Março da Resistência: Memórias que Inspiram a Luta Contra o Racismo

Março é um mês que respira história, luta e resistência. Nele, o tempo parece se dobrar para nos lembrar que a batalha contra o racismo, o preconceito e a discriminação racial não é apenas uma memória distante, mas uma realidade pulsante que exige ação constante. Cada dia deste mês carrega consigo marcos históricos que ecoam as vozes daqueles que, em diferentes épocas e lugares, ergueram-se contra a opressão. São narrativas de dor, mas também de coragem, que nos convocam a refletir sobre o passado e a agir no presente. A luta pela eliminação da discriminação racial não é um evento pontual; é um compromisso diário, uma chama que não pode se apagar.

No Brasil, o dia 19 de março de 1849 marca a Insurreição do Queimado, um dos mais significativos levantes contra a escravidão no Espírito Santo. Nasceu de uma promessa quebrada: a liberdade prometida pelo frei Gregório José Maria de Bene aos escravizados de São José do Queimado. A revolta, porém, foi brutalmente reprimida. Eliziário Rangel, líder do movimento, foi preso, e muitos escravizados foram assassinados com seus corpos lançados na “Lagoa das Almas”. Essa história não é apenas um registro de violência; é um testemunho da resistência negra, um grito que ainda ressoa contra as injustiças.

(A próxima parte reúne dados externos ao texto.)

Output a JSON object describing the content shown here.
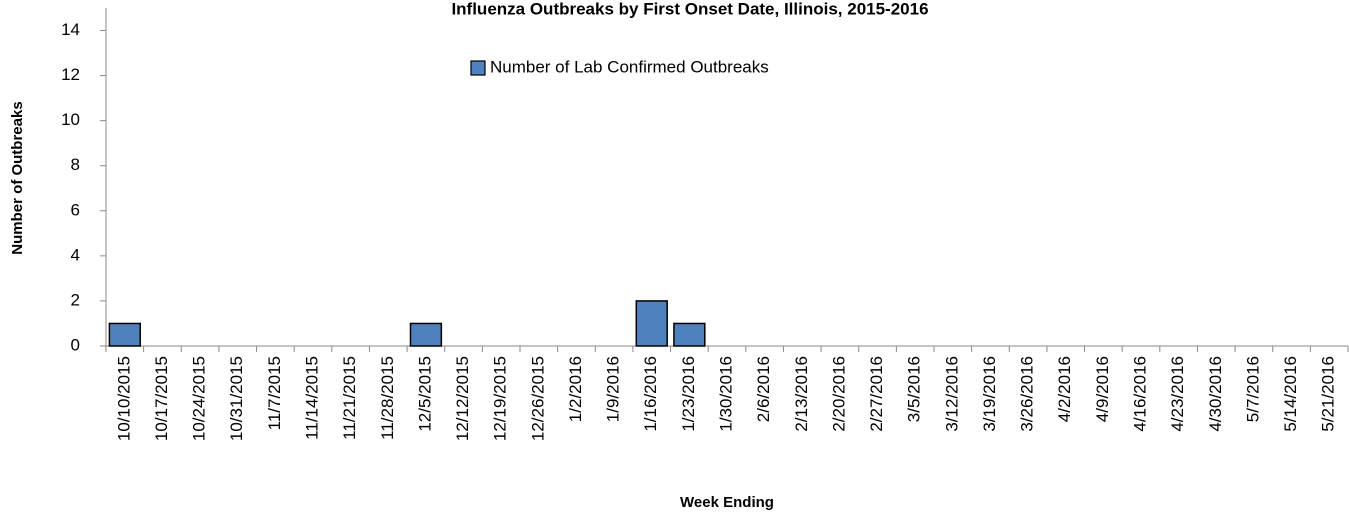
{
  "chart_data": {
    "type": "bar",
    "title": "Influenza Outbreaks by First Onset Date, Illinois, 2015-2016",
    "x_label": "Week Ending",
    "y_label": "Number of Outbreaks",
    "categories": [
      "10/10/2015",
      "10/17/2015",
      "10/24/2015",
      "10/31/2015",
      "11/7/2015",
      "11/14/2015",
      "11/21/2015",
      "11/28/2015",
      "12/5/2015",
      "12/12/2015",
      "12/19/2015",
      "12/26/2015",
      "1/2/2016",
      "1/9/2016",
      "1/16/2016",
      "1/23/2016",
      "1/30/2016",
      "2/6/2016",
      "2/13/2016",
      "2/20/2016",
      "2/27/2016",
      "3/5/2016",
      "3/12/2016",
      "3/19/2016",
      "3/26/2016",
      "4/2/2016",
      "4/9/2016",
      "4/16/2016",
      "4/23/2016",
      "4/30/2016",
      "5/7/2016",
      "5/14/2016",
      "5/21/2016"
    ],
    "series": [
      {
        "name": "Number of Lab Confirmed Outbreaks",
        "color": "#4f81bd",
        "values": [
          1,
          0,
          0,
          0,
          0,
          0,
          0,
          0,
          1,
          0,
          0,
          0,
          0,
          0,
          2,
          1,
          0,
          0,
          0,
          0,
          0,
          0,
          0,
          0,
          0,
          0,
          0,
          0,
          0,
          0,
          0,
          0,
          0
        ]
      }
    ],
    "ylim": [
      0,
      15
    ],
    "yticks": [
      0,
      2,
      4,
      6,
      8,
      10,
      12,
      14
    ],
    "grid": false,
    "legend": "top"
  }
}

No dia 14 de março de 1914, nascia Abdias do Nascimento, em Franca, São Paulo. Um homem que se tornou sinônimo de luta e arte. Ator, poeta, escritor, dramaturgo e político, Abdias dedicou sua vida à defesa dos direitos civis e humanos da população negra. Preso durante a ditadura de Getúlio Vargas, ele não se calou. Como deputado federal e senador, apresentou projetos que buscavam combater o racismo e promover a igualdade. Sua trajetória é um farol que ilumina o caminho daqueles que buscam justiça.

Em 7 de março de 1955, nos Estados Unidos, cerca de 600 pessoas marcharam de Selma a Montgomery, no Alabama, em uma das mais emblemáticas Marchas pelos Direitos Civis. Era um protesto contra a negação de direitos básicos à população negra, um ato de coragem que mudou os rumos da história. Já em 21 de março de 1960, na África do Sul, o massacre de Sharpeville chocou o mundo. Tropas do exército abriram fogo contra manifestantes negros desarmados, matando 69 e ferindo 180. Eles protestavam contra a Lei do Passe, que restringia seus movimentos e os reduzia a números em uma caderneta. Em memória às vítimas, a ONU instituiu o dia 21 de março como o Dia Internacional pela Eliminação da Discriminação Racial.

No Brasil, o mesmo dia, 21 de março, ganhou outro significado em 1997, quando Zumbi dos Palmares foi incluído na galeria dos heróis nacionais. Zumbi, símbolo da resistência negra e da luta pela dignidade humana, representa a força de um povo que não se rende. Recentemente, o Senado Federal também reconheceu João Paulo de Oliveira, o João do Pulo, medalhista olímpico e deputado estadual, como herói nacional, reforçando a importância de celebrar figuras negras que inspiram gerações.

Março nos convida a olhar para trás não para nos paralisar, mas para nos impulsionar. Cada data, cada nome, cada história é um chamado à ação. A discriminação racial não é um fantasma do passado; é uma sombra que ainda nos persegue, manifestando-se em olhares, palavras e estruturas. Eliminá-la exige mais do que memória; exige mobilização, educação e empatia. Que as almas da Lagoa, os passos de Selma, os gritos de Sharpeville e a resistência de Zumbi nos lembrem que a luta é contínua. Que Abdias do Nascimento e João do Pulo nos inspirem a construir um futuro onde a cor da pele não defina o valor de uma vida. Que este mês, e todos os dias, sejam de reflexão, mas também de ação. Porque a luta contra o racismo não é apenas um dever; é um ato de amor à humanidade.